502 F. Supp. 105 | W.D. Wis. | 1980

502 F.Supp. 105 (1980)

Robert Samuel BALLARD, Gary Lee Gerloff, Petitioners,
v.
Robert ELSEA, Warden, et al., Federal Correctional Institution, Oxford, Wisconsin, Respondent.

No. 80-C-489.

United States District Court, W. D. Wisconsin.

September 10, 1980.

Robert Samuel Ballard, pro se.

Gary Lee Gerloff, pro se.

Frank M. Tuerkheimer, U. S. Atty., W. D. Wisconsin, Madison, Wisc., for respondent.

*106 ORDER

CRABB, Chief Judge.

This is a petition for a writ of habeas corpus. Petitioners, inmates of the Federal Correctional Institution at Oxford, Wisconsin, claim that their custody is in violation of their rights under the Constitution and laws of the United States. 28 U.S.C. § 2241.

Petitioners allege generally that they are in danger of imminent bodily harm or death from certain other inmates so long as they are incarcerated at the Federal Correctional Institution and that respondent has taken no steps to protect them satisfactorily although he is aware of the danger. Petitioners seek to be transferred from the institution. More precisely, they allege that they are both inmates of the Federal Correctional Institution, Oxford; that on June 14, 1980, they were attacked by another inmate wielding a broom handle and buckets of very hot water; that, at the time, both petitioners were being housed in "C-Range" under protective custody status; that prior to June 14, 1980, petitioners had submitted numerous requests to prison officials to be moved from C-Range because of their fears for their safety and because of threats they had received from other inmates; that petitioners have been moved to B-Range, but must go back into C-Range three times each week for showers and for exercise periods; that the inmate who assaulted them is an inmate orderly who is permitted onto B-Range; that petitioner Ballard has been told that his transfer request is denied; and that petitioner Gerloff has been subjected to loss of earned good time for refusing to go back into the general population.

These allegations fall short of any showing that petitioners have been deprived of any rights under either the Constitution or the laws of the United States. Petitioners have alleged the occurrence of one incident to which respondent reacted by moving them to a different unit within the Federal Correctional Institution; they have not alleged facts which would demonstrate an objective basis for their continuing fear for their safety or any facts which would indicate that respondent is ignoring their concerns.

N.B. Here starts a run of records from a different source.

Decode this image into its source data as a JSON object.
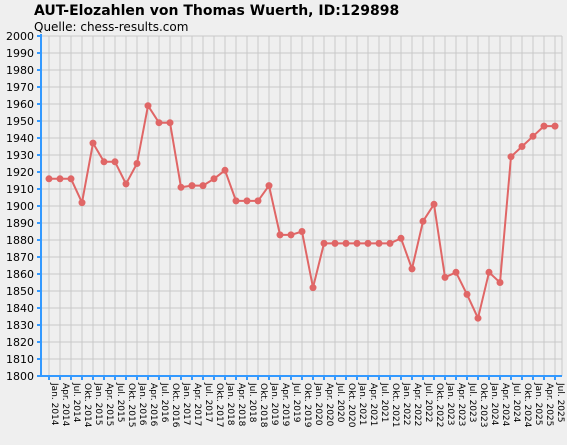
{
  "title": "AUT-Elozahlen von Thomas Wuerth, ID:129898",
  "subtitle": "Quelle: chess-results.com",
  "colors": {
    "background": "#efefef",
    "grid": "#c8c8c8",
    "axis": "#3399ff",
    "series": "#e06666"
  },
  "chart_data": {
    "type": "line",
    "title": "AUT-Elozahlen von Thomas Wuerth, ID:129898",
    "subtitle": "Quelle: chess-results.com",
    "xlabel": "",
    "ylabel": "",
    "ylim": [
      1800,
      2000
    ],
    "y_ticks": [
      1800,
      1810,
      1820,
      1830,
      1840,
      1850,
      1860,
      1870,
      1880,
      1890,
      1900,
      1910,
      1920,
      1930,
      1940,
      1950,
      1960,
      1970,
      1980,
      1990,
      2000
    ],
    "grid": true,
    "legend": "none",
    "categories": [
      "Jan. 2014",
      "Apr. 2014",
      "Jul. 2014",
      "Okt. 2014",
      "Jan. 2015",
      "Apr. 2015",
      "Jul. 2015",
      "Okt. 2015",
      "Jan. 2016",
      "Apr. 2016",
      "Jul. 2016",
      "Okt. 2016",
      "Jan. 2017",
      "Apr. 2017",
      "Jul. 2017",
      "Okt. 2017",
      "Jan. 2018",
      "Apr. 2018",
      "Jul. 2018",
      "Okt. 2018",
      "Jan. 2019",
      "Apr. 2019",
      "Jul. 2019",
      "Okt. 2019",
      "Jan. 2020",
      "Apr. 2020",
      "Jul. 2020",
      "Okt. 2020",
      "Jan. 2021",
      "Apr. 2021",
      "Jul. 2021",
      "Okt. 2021",
      "Jan. 2022",
      "Apr. 2022",
      "Jul. 2022",
      "Okt. 2022",
      "Jan. 2023",
      "Apr. 2023",
      "Jul. 2023",
      "Okt. 2023",
      "Jan. 2024",
      "Apr. 2024",
      "Jul. 2024",
      "Okt. 2024",
      "Jan. 2025",
      "Apr. 2025",
      "Jul. 2025"
    ],
    "series": [
      {
        "name": "",
        "values": [
          1916,
          1916,
          1916,
          1902,
          1937,
          1926,
          1926,
          1913,
          1925,
          1959,
          1949,
          1949,
          1911,
          1912,
          1912,
          1916,
          1921,
          1903,
          1903,
          1903,
          1912,
          1883,
          1883,
          1885,
          1852,
          1878,
          1878,
          1878,
          1878,
          1878,
          1878,
          1878,
          1881,
          1863,
          1891,
          1901,
          1858,
          1861,
          1848,
          1834,
          1861,
          1855,
          1929,
          1935,
          1941,
          1947,
          1947
        ]
      }
    ]
  }
}
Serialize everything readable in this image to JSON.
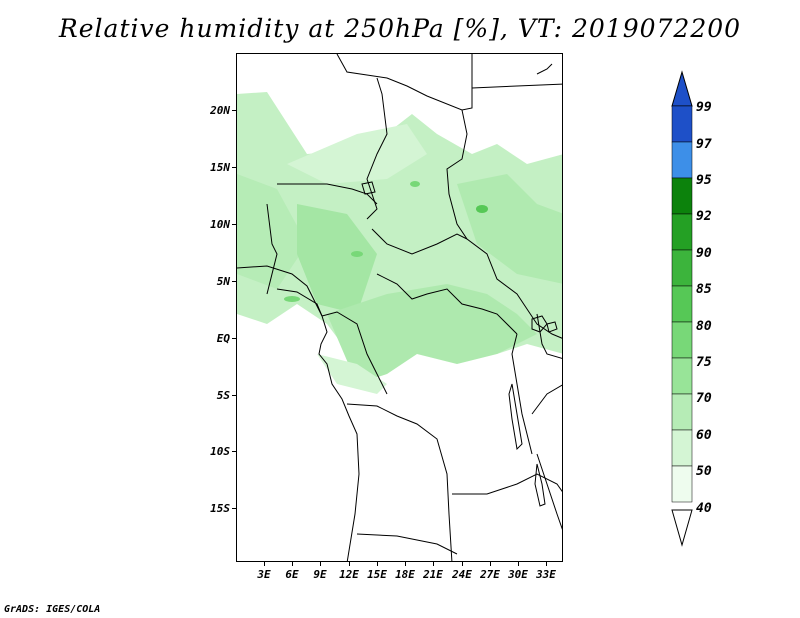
{
  "title": "Relative humidity at 250hPa [%], VT: 2019072200",
  "footer": "GrADS: IGES/COLA",
  "map": {
    "lat_labels": [
      "20N",
      "15N",
      "10N",
      "5N",
      "EQ",
      "5S",
      "10S",
      "15S"
    ],
    "lon_labels": [
      "3E",
      "6E",
      "9E",
      "12E",
      "15E",
      "18E",
      "21E",
      "24E",
      "27E",
      "30E",
      "33E"
    ]
  },
  "colorbar": {
    "labels": [
      "99",
      "97",
      "95",
      "92",
      "90",
      "85",
      "80",
      "75",
      "70",
      "60",
      "50",
      "40"
    ],
    "colors": [
      "#1e50c8",
      "#2a6fdc",
      "#3d8fe8",
      "#0c820c",
      "#24a024",
      "#3cb43c",
      "#56c856",
      "#78d878",
      "#98e498",
      "#b6ecb6",
      "#d4f5d4",
      "#eefcee"
    ]
  }
}
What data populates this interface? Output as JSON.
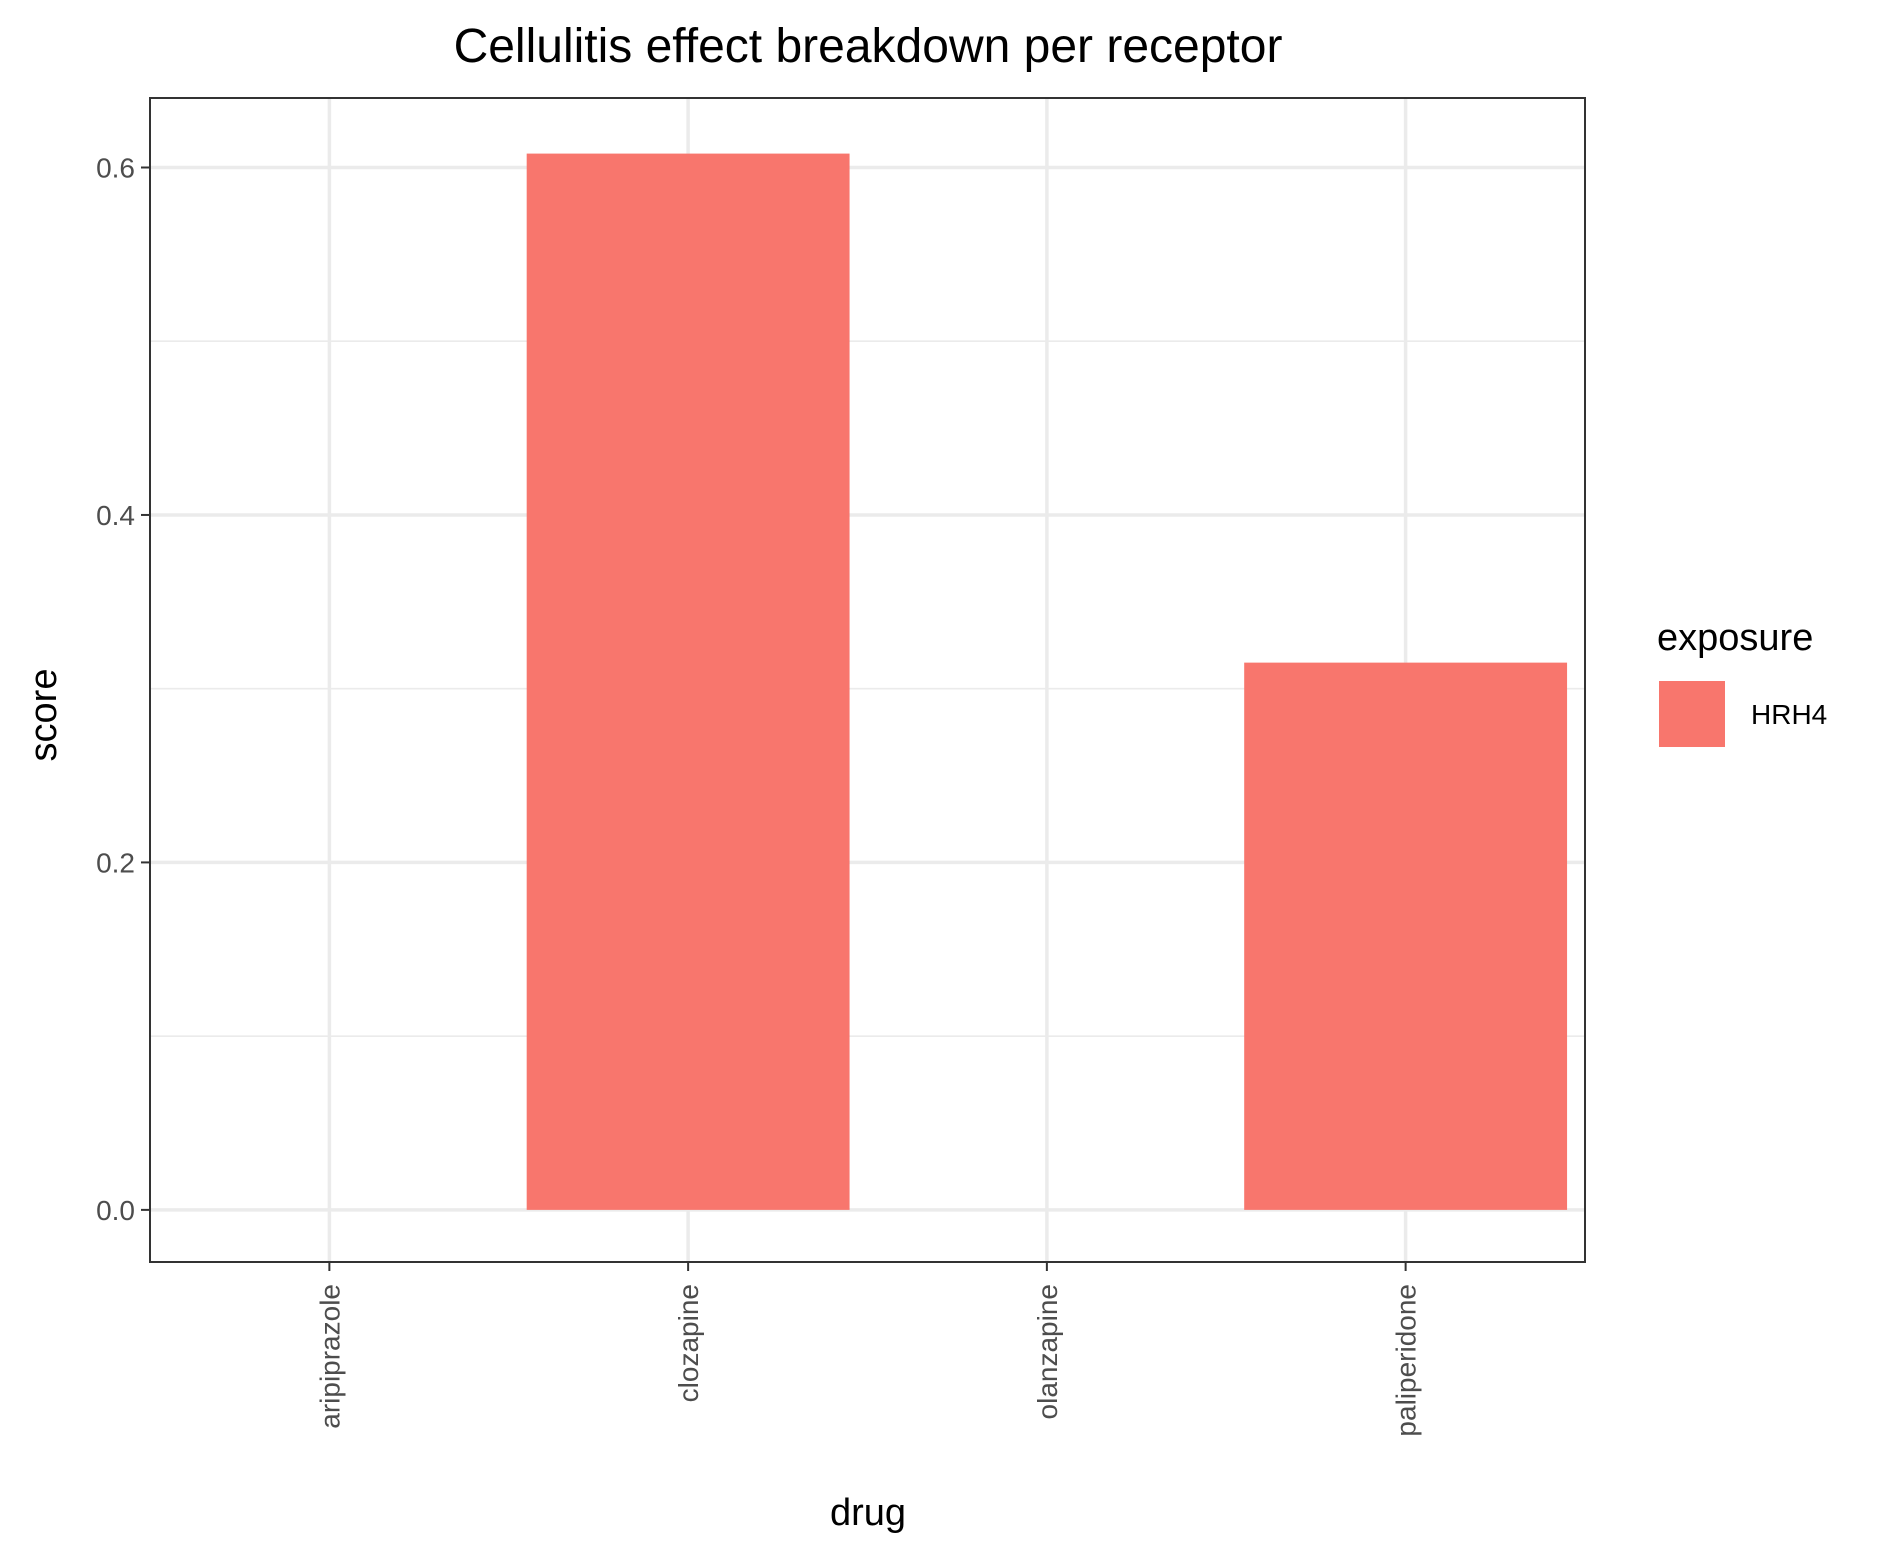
{
  "chart_data": {
    "type": "bar",
    "title": "Cellulitis effect breakdown per receptor",
    "xlabel": "drug",
    "ylabel": "score",
    "categories": [
      "aripiprazole",
      "clozapine",
      "olanzapine",
      "paliperidone"
    ],
    "series": [
      {
        "name": "HRH4",
        "color": "#F8766D",
        "values": [
          0,
          0.608,
          0,
          0.315
        ]
      }
    ],
    "ylim": [
      -0.03,
      0.64
    ],
    "yticks": [
      0.0,
      0.2,
      0.4,
      0.6
    ],
    "ytick_labels": [
      "0.0",
      "0.2",
      "0.4",
      "0.6"
    ],
    "legend": {
      "title": "exposure",
      "position": "right"
    },
    "grid": true
  }
}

On the contrary, their own allegations tend to show that respondent has acted to protect them from whatever danger they were in on C-Range.

The manner in which prison officials, such as the respondent herein, fulfill their statutory mandate to protect their charges is discretionary with the officials. It is not subject to judicial scrutiny in the absence of allegations showing or tending to show that the officials have been deliberately indifferent to occurrences and situations which involve the unnecessary or wanton infliction of pain or which are otherwise inconsistent with contemporary standards of decency. Violent attacks or sexual assaults by other inmates are surely inconsistent with any standard of decency, but isolated instances of such attacks do not rise to the level of a constitutional claim in the absence of a showing that the responsible officials are unable or unwilling to take the steps necessary to prevent recurrences.

Clearly, there may be situations in which prisoners are kept in such real fear of physical attack from other inmates as to make their confinement a violation of the Eighth Amendment right to be free from cruel and unusual punishments, cf., Holt v. Sarver, 300 F.Supp. 825 (E.D.Ark.1969). Equally clearly, not every denial of a request for protective custody amounts to a denial of an inmate's rights under either the Eighth Amendment or under the Fifth Amendment prohibition against the imposition of punishment without due process. In order to state a claim, a petitioner must do something more than plead the conclusory allegation that he believes himself to be in danger and believes the custodial response to be inadequate; such an allegation is nothing more than an expression of the petitioner's disagreement with the respondent over the way in which the respondent is discharging his duty to protect the persons who are in his custody. Also, a petitioner must allege more than isolated examples of incidents in which he has been subject to verbal taunts or to physical attacks having no serious consequences. However distressing such incidents are, they do not *107 demonstrate either that the prison administrators have violated their duty of protection or that they have subjected the petitioner to a deprivation of his constitutional rights.

At a minimum, the petitioner must allege facts tending to show that there is an objective basis for his fears such as, for example, a pattern of attacks. Additionally, he must show that the prison administrators are aware of the problem and that they are taking no action to alleviate or resolve the problem.

From the allegations made by the petitioners herein, I find and conclude that they have not stated a claim of constitutional deprivation. Additionally, since petitioner Gerloff has not alleged facts to support a claim that he has a right to be kept in protective custody, I conclude that he can claim no right to be free from the loss of earned good time for his refusal to return to the general population.

ORDER

IT IS ORDERED that this petition for a writ of habeas corpus is DISMISSED for petitioners' failure to allege that their custody is in violation of the laws or constitution of the United States.